Today I most often pray the rosary at Adoration, where I sit with my elderly father as well-worn black beads slip through his fingers. I have many rosaries (of course I do! Such pretty princess beads!) but my current favorite is the set that my husband bought me soon after Celeste's death. These beads are little pink hearts, and they speak of my little girl. They make me feel like a little girl, as well, and I realize that's just what I am when I pray -- Mama's little girl.

The rosary makes me feel like a child, safe in my mother's arms. Maybe it's my early experience with my grandmother's rosary that makes me feel like a little girl every time I pray the rosary. Or maybe it's just that that's truly what I become when I pray this way.

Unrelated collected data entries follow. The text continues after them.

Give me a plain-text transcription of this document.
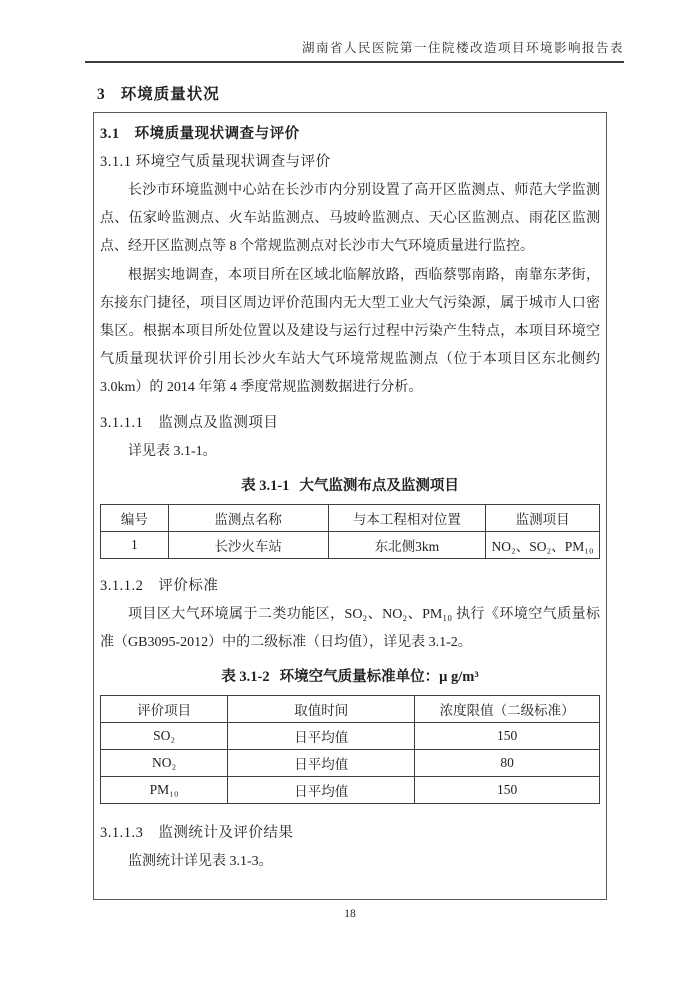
湖南省人民医院第一住院楼改造项目环境影响报告表
3 环境质量状况
3.1　环境质量现状调查与评价
3.1.1 环境空气质量现状调查与评价

长沙市环境监测中心站在长沙市内分别设置了高开区监测点、师范大学监测点、伍家岭监测点、火车站监测点、马坡岭监测点、天心区监测点、雨花区监测点、经开区监测点等 8 个常规监测点对长沙市大气环境质量进行监控。

根据实地调查，本项目所在区域北临解放路，西临蔡鄂南路，南靠东茅街，东接东门捷径，项目区周边评价范围内无大型工业大气污染源，属于城市人口密集区。根据本项目所处位置以及建设与运行过程中污染产生特点，本项目环境空气质量现状评价引用长沙火车站大气环境常规监测点（位于本项目区东北侧约 3.0km）的 2014 年第 4 季度常规监测数据进行分析。

3.1.1.1　监测点及监测项目

详见表 3.1-1。

表 3.1-1 大气监测布点及监测项目
编号	监测点名称	与本工程相对位置	监测项目
1	长沙火车站	东北侧3km	NO₂、SO₂、PM₁₀
3.1.1.2　评价标准

项目区大气环境属于二类功能区，SO₂、NO₂、PM₁₀ 执行《环境空气质量标准（GB3095-2012）中的二级标准（日均值），详见表 3.1-2。

表 3.1-2 环境空气质量标准单位：μ g/m³
评价项目	取值时间	浓度限值（二级标准）
SO₂	日平均值	150
NO₂	日平均值	80
PM₁₀	日平均值	150
3.1.1.3　监测统计及评价结果

监测统计详见表 3.1-3。

18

Perhaps someday a little girl will go to her grandmother's nightstand and gather up a rosary strung with tender pink hearts. Maybe she'll dance around, wearing it like a necklace, feeling like a princess. I hope so.

I still have the white plastic roses. I received them when my grandma died, when I was only seven. They are the only remembrance I was given. They are enough.

2 comments:

Laura said...

Cathy, this is so beautiful.
It took me a long time to be comforted by the Rosary. We really only said it as a family going to and from funerals and on long car trips. As a result, I grew up associating it with sad things.
Not so anymore.
Lovely lovely post.

Sarah Reinhard said...

Cathy, I love the image of a granddaughter of yours going to your nightstand. But wouldn't it just be precious if she found, instead of pink hearts, white roses... :)

As my family is not Catholic (yet, I always say "yet"), I don't have these fond memories of Catholic things, but I do so look forward to making them with my own children and grandchildren.

Thank you so much for baring your heart in this post and sharing this piece of yourself.